- Active: 1795-1922
- Country: Indian Empire
- Branch: Army
- Type: Infantry
- Part of: Bengal Army (to 1895) Bengal Command
- Uniform: Red; faced black
- Engagements: 1885 - 87 Burma

Commanders
- Colonel-in-Chief: Edward VII (1904)

= 18th Infantry (British Indian Army) =

The 18th Infantry were an infantry regiment of the British Indian Army. Their origins trace back to 1795, when they were known as the Calcutta Native Militia. Over the years they were known by a number of different names, such as the Alipore Regiment in 1859, the 18th Bengal Native Infantry in 1861, the 18th (Alipore) Bengal Native Infantry in 1864, the 18th Regiment of Bengal Native Infantry in 1885 and the 18th Musulman Rajput Infantry in 1902. Finally, following the Kitchener reforms of the Indian Army, the 18th Infantry.
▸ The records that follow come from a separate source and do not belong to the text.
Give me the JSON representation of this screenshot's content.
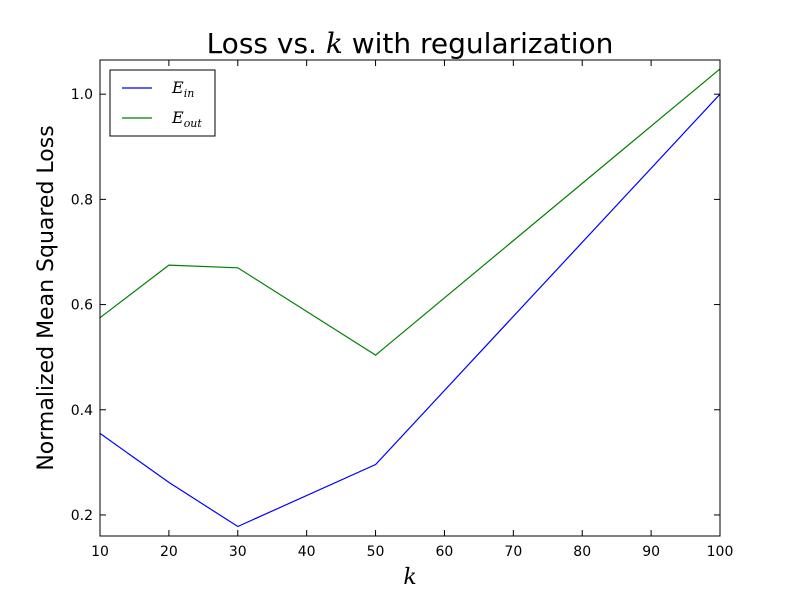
{
  "chart_data": {
    "type": "line",
    "title_prefix": "Loss vs. ",
    "title_math": "k",
    "title_suffix": " with regularization",
    "xlabel": "k",
    "ylabel": "Normalized Mean Squared Loss",
    "x": [
      10,
      20,
      30,
      50,
      100
    ],
    "xlim": [
      10,
      100
    ],
    "ylim": [
      0.16,
      1.065
    ],
    "xticks": [
      "10",
      "20",
      "30",
      "40",
      "50",
      "60",
      "70",
      "80",
      "90",
      "100"
    ],
    "yticks": [
      "0.2",
      "0.4",
      "0.6",
      "0.8",
      "1.0"
    ],
    "legend_position": "top-left",
    "grid": false,
    "series": [
      {
        "name_base": "E",
        "name_sub": "in",
        "color": "#0000ff",
        "values": [
          0.355,
          0.262,
          0.178,
          0.296,
          1.0
        ]
      },
      {
        "name_base": "E",
        "name_sub": "out",
        "color": "#008000",
        "values": [
          0.575,
          0.675,
          0.67,
          0.504,
          1.048
        ]
      }
    ]
  }
}
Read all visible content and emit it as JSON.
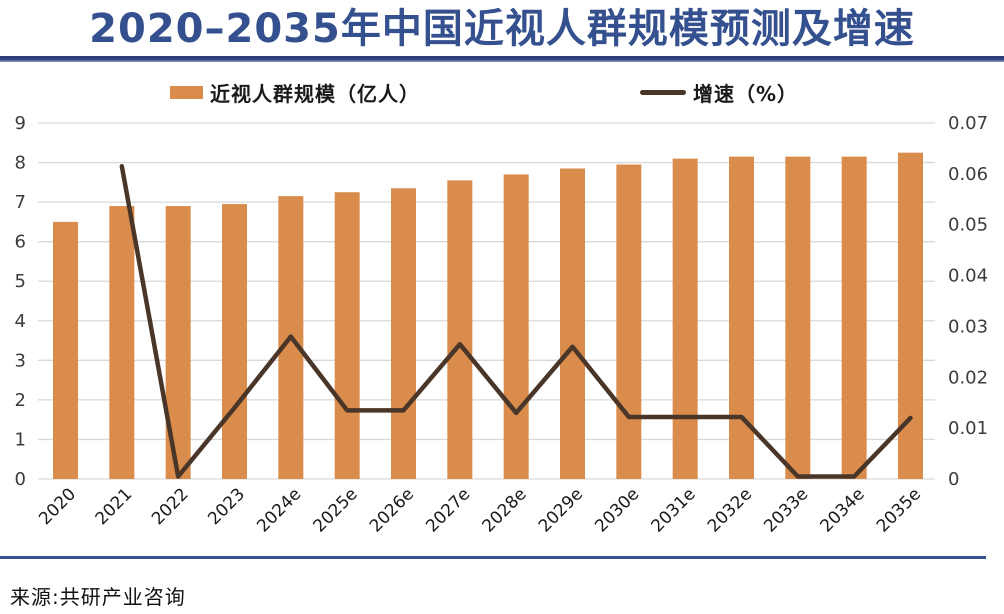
{
  "page": {
    "title": "2020–2035年中国近视人群规模预测及增速",
    "source": "来源:共研产业咨询"
  },
  "colors": {
    "title_text": "#35508F",
    "title_rule_top": "#2C4077",
    "title_rule_bottom": "#8E9EC5",
    "bottom_rule": "#35508C",
    "bar": "#D98C4B",
    "line": "#4A3628",
    "grid": "#D9D9D9",
    "axis_text": "#3C3C3C",
    "category_text": "#1A1A1A"
  },
  "chart_data": {
    "type": "bar",
    "subtype": "bar+line combo, dual axis",
    "title": "2020–2035年中国近视人群规模预测及增速",
    "categories": [
      "2020",
      "2021",
      "2022",
      "2023",
      "2024e",
      "2025e",
      "2026e",
      "2027e",
      "2028e",
      "2029e",
      "2030e",
      "2031e",
      "2032e",
      "2033e",
      "2034e",
      "2035e"
    ],
    "series": [
      {
        "name": "近视人群规模（亿人）",
        "type": "bar",
        "axis": "left",
        "values": [
          6.5,
          6.9,
          6.9,
          6.95,
          7.15,
          7.25,
          7.35,
          7.55,
          7.7,
          7.85,
          7.95,
          8.1,
          8.15,
          8.15,
          8.15,
          8.25
        ]
      },
      {
        "name": "增速（%）",
        "type": "line",
        "axis": "right",
        "values": [
          null,
          0.0615,
          0,
          0.014,
          0.028,
          0.0135,
          0.0135,
          0.0265,
          0.013,
          0.026,
          0.0122,
          0.0122,
          0.0122,
          0,
          0,
          0.012
        ]
      }
    ],
    "left_axis": {
      "min": 0,
      "max": 9,
      "ticks": [
        0,
        1,
        2,
        3,
        4,
        5,
        6,
        7,
        8,
        9
      ]
    },
    "right_axis": {
      "min": 0,
      "max": 0.07,
      "ticks": [
        0,
        0.01,
        0.02,
        0.03,
        0.04,
        0.05,
        0.06,
        0.07
      ],
      "tick_labels": [
        "0",
        "0.01",
        "0.02",
        "0.03",
        "0.04",
        "0.05",
        "0.06",
        "0.07"
      ]
    },
    "grid": true,
    "legend_position": "top",
    "x_label_rotation": -45
  }
}
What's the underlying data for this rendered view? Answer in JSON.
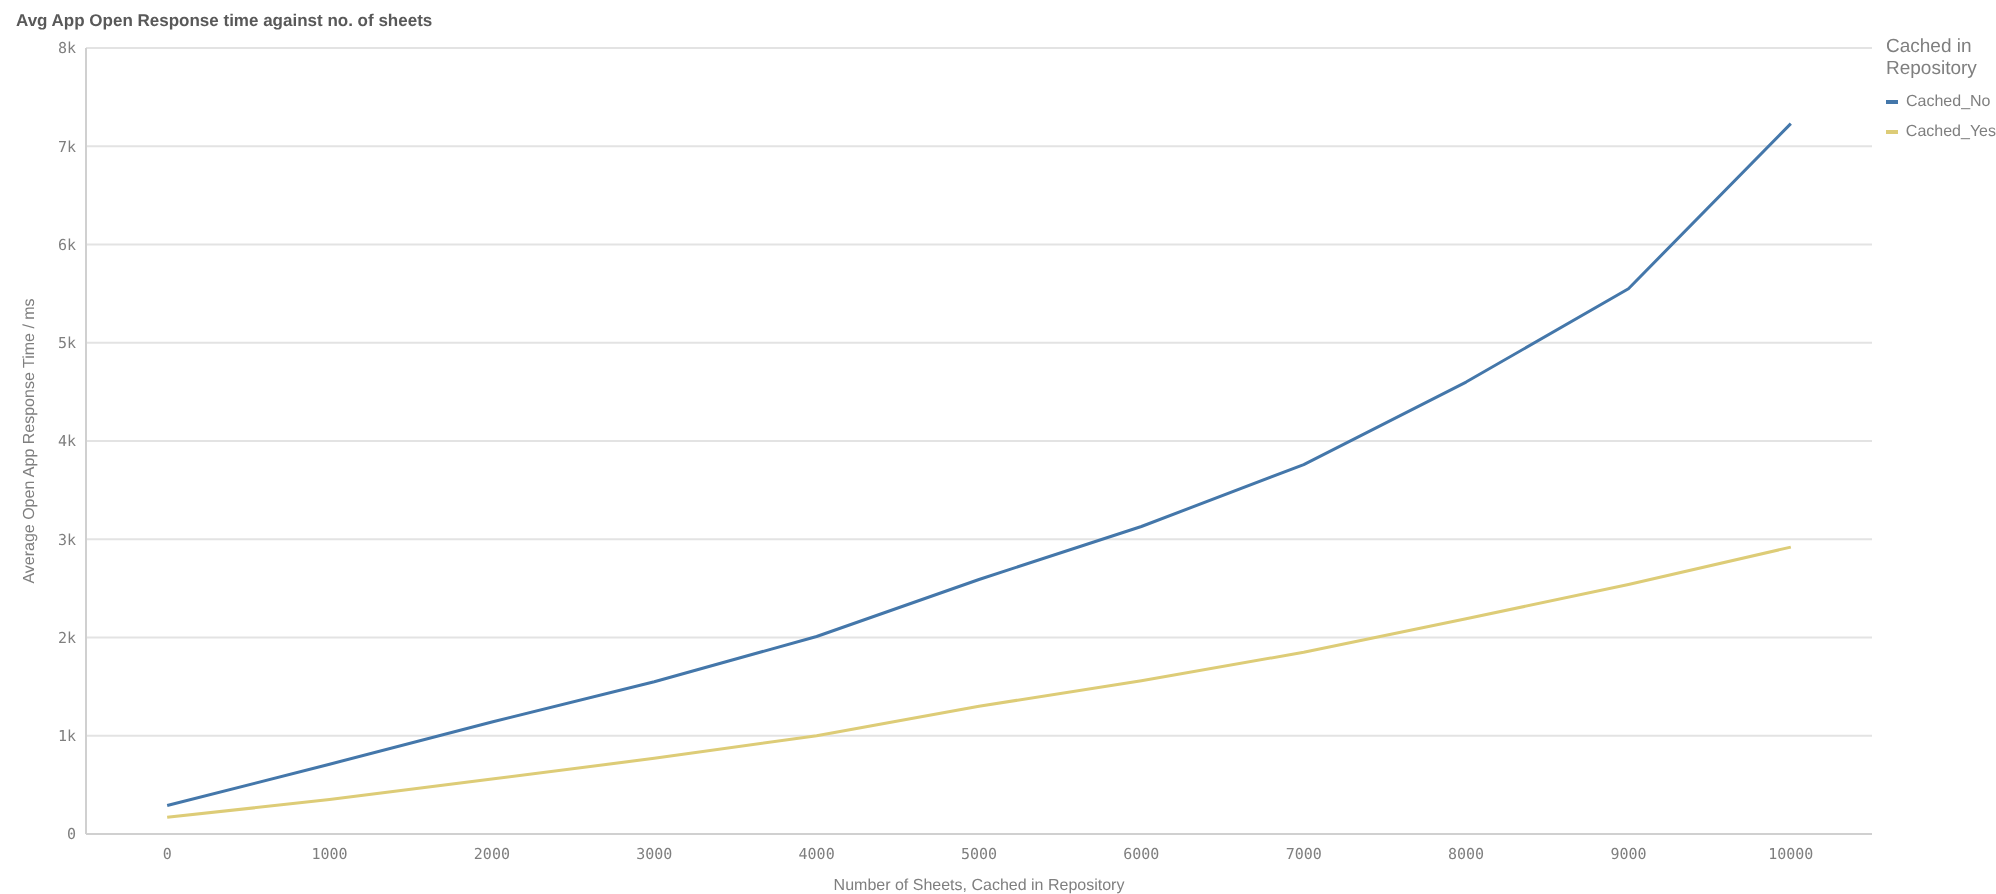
{
  "chart_data": {
    "type": "line",
    "title": "Avg App Open Response time against no. of sheets",
    "xlabel": "Number of Sheets, Cached in Repository",
    "ylabel": "Average Open App Response Time / ms",
    "legend_title": "Cached in Repository",
    "categories": [
      "0",
      "1000",
      "2000",
      "3000",
      "4000",
      "5000",
      "6000",
      "7000",
      "8000",
      "9000",
      "10000"
    ],
    "series": [
      {
        "name": "Cached_No",
        "color": "#4477aa",
        "values": [
          290,
          710,
          1140,
          1550,
          2010,
          2590,
          3130,
          3760,
          4600,
          5550,
          7230
        ]
      },
      {
        "name": "Cached_Yes",
        "color": "#ddcc77",
        "values": [
          170,
          350,
          560,
          770,
          1000,
          1300,
          1560,
          1850,
          2190,
          2540,
          2920
        ]
      }
    ],
    "ylim": [
      0,
      8000
    ],
    "yticks": [
      0,
      {
        "value": 1000,
        "label": "1k"
      },
      {
        "value": 2000,
        "label": "2k"
      },
      {
        "value": 3000,
        "label": "3k"
      },
      {
        "value": 4000,
        "label": "4k"
      },
      {
        "value": 5000,
        "label": "5k"
      },
      {
        "value": 6000,
        "label": "6k"
      },
      {
        "value": 7000,
        "label": "7k"
      },
      {
        "value": 8000,
        "label": "8k"
      }
    ],
    "grid": "y",
    "legend": "top right"
  }
}
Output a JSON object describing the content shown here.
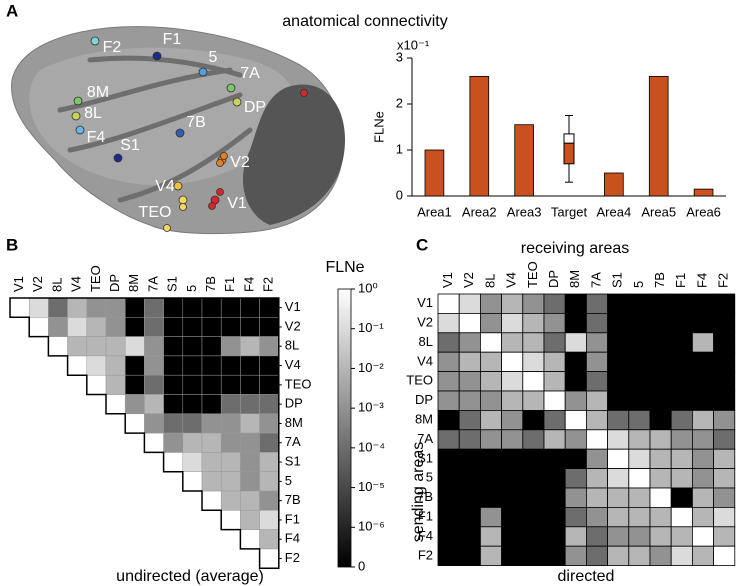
{
  "panels": [
    "A",
    "B",
    "C"
  ],
  "brain_areas": [
    "F2",
    "F1",
    "5",
    "8M",
    "8L",
    "F4",
    "7A",
    "DP",
    "7B",
    "S1",
    "V2",
    "V4",
    "TEO",
    "V1"
  ],
  "chart_data": [
    {
      "type": "bar",
      "title": "anatomical connectivity",
      "ylabel": "FLNe",
      "multiplier": "x10⁻¹",
      "categories": [
        "Area1",
        "Area2",
        "Area3",
        "Target",
        "Area4",
        "Area5",
        "Area6"
      ],
      "values": [
        1.0,
        2.6,
        1.55,
        null,
        0.5,
        2.6,
        0.15
      ],
      "color": "#c8511f",
      "box_low": [
        null,
        null,
        null,
        0.3,
        null,
        null,
        null
      ],
      "box_q1": [
        null,
        null,
        null,
        0.7,
        null,
        null,
        null
      ],
      "box_median": [
        null,
        null,
        null,
        1.15,
        null,
        null,
        null
      ],
      "box_q3": [
        null,
        null,
        null,
        1.35,
        null,
        null,
        null
      ],
      "box_high": [
        null,
        null,
        null,
        1.75,
        null,
        null,
        null
      ],
      "ylim": [
        0,
        3
      ],
      "yticks": [
        0,
        1,
        2,
        3
      ]
    },
    {
      "type": "triangle-heatmap",
      "xlabel": "undirected (average)",
      "colorbar_title": "FLNe",
      "categories": [
        "V1",
        "V2",
        "8L",
        "V4",
        "TEO",
        "DP",
        "8M",
        "7A",
        "S1",
        "5",
        "7B",
        "F1",
        "F4",
        "F2"
      ],
      "values": [
        [
          0.1,
          0.0001,
          0.01,
          0.001,
          0.001,
          0,
          0.0001,
          0,
          0,
          0,
          0,
          0,
          0
        ],
        [
          0.001,
          0.1,
          0.01,
          0.001,
          0,
          0.0001,
          0,
          0,
          0,
          0,
          0,
          0
        ],
        [
          0.01,
          0.01,
          0.01,
          0.1,
          0.001,
          0,
          0,
          0,
          0.001,
          0.01,
          0.001
        ],
        [
          0.1,
          0.01,
          0,
          0.001,
          0,
          0,
          0,
          0,
          0,
          0
        ],
        [
          0.01,
          0,
          0.0001,
          0,
          0,
          0,
          0,
          0,
          0
        ],
        [
          0.001,
          0.01,
          0,
          0,
          0,
          0.0001,
          0.0001,
          0.0001
        ],
        [
          0.001,
          0.0001,
          0.0001,
          0.001,
          0.001,
          0.01,
          0.001
        ],
        [
          0.001,
          0.01,
          0.01,
          0.001,
          0.001,
          0.0001
        ],
        [
          0.1,
          0.01,
          0.01,
          0.001,
          0.01
        ],
        [
          0.01,
          0.01,
          0.001,
          0.01
        ],
        [
          0.01,
          0.01,
          0.001
        ],
        [
          0.01,
          0.1
        ],
        [
          0.01
        ],
        []
      ],
      "log": true,
      "zlim": [
        0,
        1
      ],
      "zticks": [
        {
          "value": 1,
          "label": "10⁰"
        },
        {
          "value": 0.1,
          "label": "10⁻¹"
        },
        {
          "value": 0.01,
          "label": "10⁻²"
        },
        {
          "value": 0.001,
          "label": "10⁻³"
        },
        {
          "value": 0.0001,
          "label": "10⁻⁴"
        },
        {
          "value": 1e-05,
          "label": "10⁻⁵"
        },
        {
          "value": 1e-06,
          "label": "10⁻⁶"
        },
        0
      ]
    },
    {
      "type": "heatmap",
      "title": "receiving areas",
      "ylabel": "sending areas",
      "xlabel": "directed",
      "x_categories": [
        "V1",
        "V2",
        "8L",
        "V4",
        "TEO",
        "DP",
        "8M",
        "7A",
        "S1",
        "5",
        "7B",
        "F1",
        "F4",
        "F2"
      ],
      "y_categories": [
        "V1",
        "V2",
        "8L",
        "V4",
        "TEO",
        "DP",
        "8M",
        "7A",
        "S1",
        "5",
        "7B",
        "F1",
        "F4",
        "F2"
      ],
      "values": [
        [
          null,
          0.1,
          0.001,
          0.01,
          0.001,
          0.0001,
          0,
          0.0001,
          0,
          0,
          0,
          0,
          0,
          0
        ],
        [
          0.1,
          null,
          0.001,
          0.1,
          0.01,
          0.001,
          0,
          0.0001,
          0,
          0,
          0,
          0,
          0,
          0
        ],
        [
          0.0001,
          0.001,
          null,
          0.01,
          0.01,
          0.0001,
          0.1,
          0.001,
          0,
          0,
          0,
          0,
          0.01,
          0
        ],
        [
          0.001,
          0.01,
          0.01,
          null,
          0.1,
          0.01,
          0,
          0.001,
          0,
          0,
          0,
          0,
          0,
          0
        ],
        [
          0.001,
          0.001,
          0.01,
          0.1,
          null,
          0.01,
          0,
          0.0001,
          0,
          0,
          0,
          0,
          0,
          0
        ],
        [
          0.001,
          0.001,
          0.001,
          0.01,
          0.01,
          null,
          0.001,
          0.01,
          0,
          0,
          0,
          0,
          0,
          0
        ],
        [
          0,
          0.0001,
          0.01,
          0.001,
          0,
          0.0001,
          null,
          0.01,
          0.0001,
          0.0001,
          0,
          0.0001,
          0.01,
          0.001
        ],
        [
          0.0001,
          0.0001,
          0.001,
          0.001,
          0.0001,
          0.01,
          0.001,
          null,
          0.1,
          0.01,
          0.01,
          0.001,
          0.001,
          0.0001
        ],
        [
          0,
          0,
          0,
          0,
          0,
          0,
          0,
          0.001,
          null,
          0.1,
          0.01,
          0.01,
          0.001,
          0.01
        ],
        [
          0,
          0,
          0,
          0,
          0,
          0,
          0.0001,
          0.01,
          0.1,
          null,
          0.01,
          0.01,
          0.001,
          0.01
        ],
        [
          0,
          0,
          0,
          0,
          0,
          0,
          0.001,
          0.01,
          0.01,
          0.01,
          null,
          0,
          0.01,
          0.001
        ],
        [
          0,
          0,
          0.001,
          0,
          0,
          0,
          0.0001,
          0.001,
          0.01,
          0.01,
          0.01,
          null,
          0.01,
          0.1
        ],
        [
          0,
          0,
          0.01,
          0,
          0,
          0,
          0.01,
          0.0001,
          0.001,
          0.001,
          0.01,
          0.01,
          null,
          0.01
        ],
        [
          0,
          0,
          0.01,
          0,
          0,
          0,
          0.001,
          0.0001,
          0.01,
          0.01,
          0.001,
          0.1,
          0.01,
          null
        ]
      ],
      "log": true
    }
  ]
}
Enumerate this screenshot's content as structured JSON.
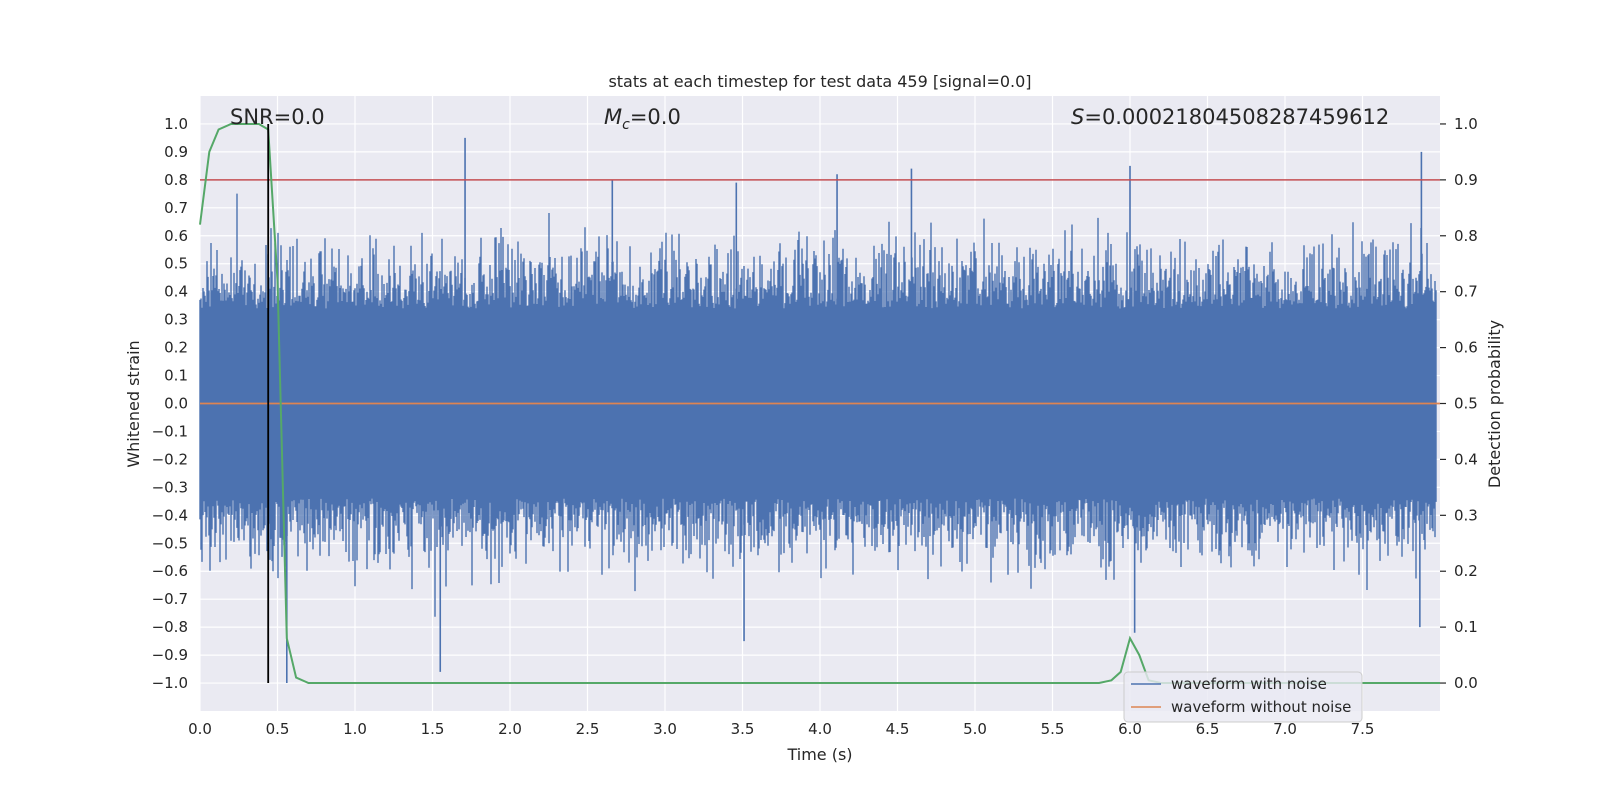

They took part in the Third Anglo-Burmese War in 1885 and World War I. During World War I they were part of the Derajat Brigade and took part in operations on the North West Frontier. After World War I the Indian government reformed the army again moving from single battalion regiments to multi battalion regiments. The 18th Infantry now became the 4th Battalion 9th Jat Regiment. In the reorganisation of 1922, this unit became the Regimental Centre located at Bareilly. The other active battalions of the Jat Regiment formed were from the erstwhile Bengal (Ist and 3rd battalions) and Bombay (2nd (Mooltan) battalion) armies. The Jat Regimental Centre, to-day, has an unbroken history since raised as the Calcutta Native Militia, to protect East India Company's assets, in 1795. After independence this was one of the regiments allocated to the new Indian Army.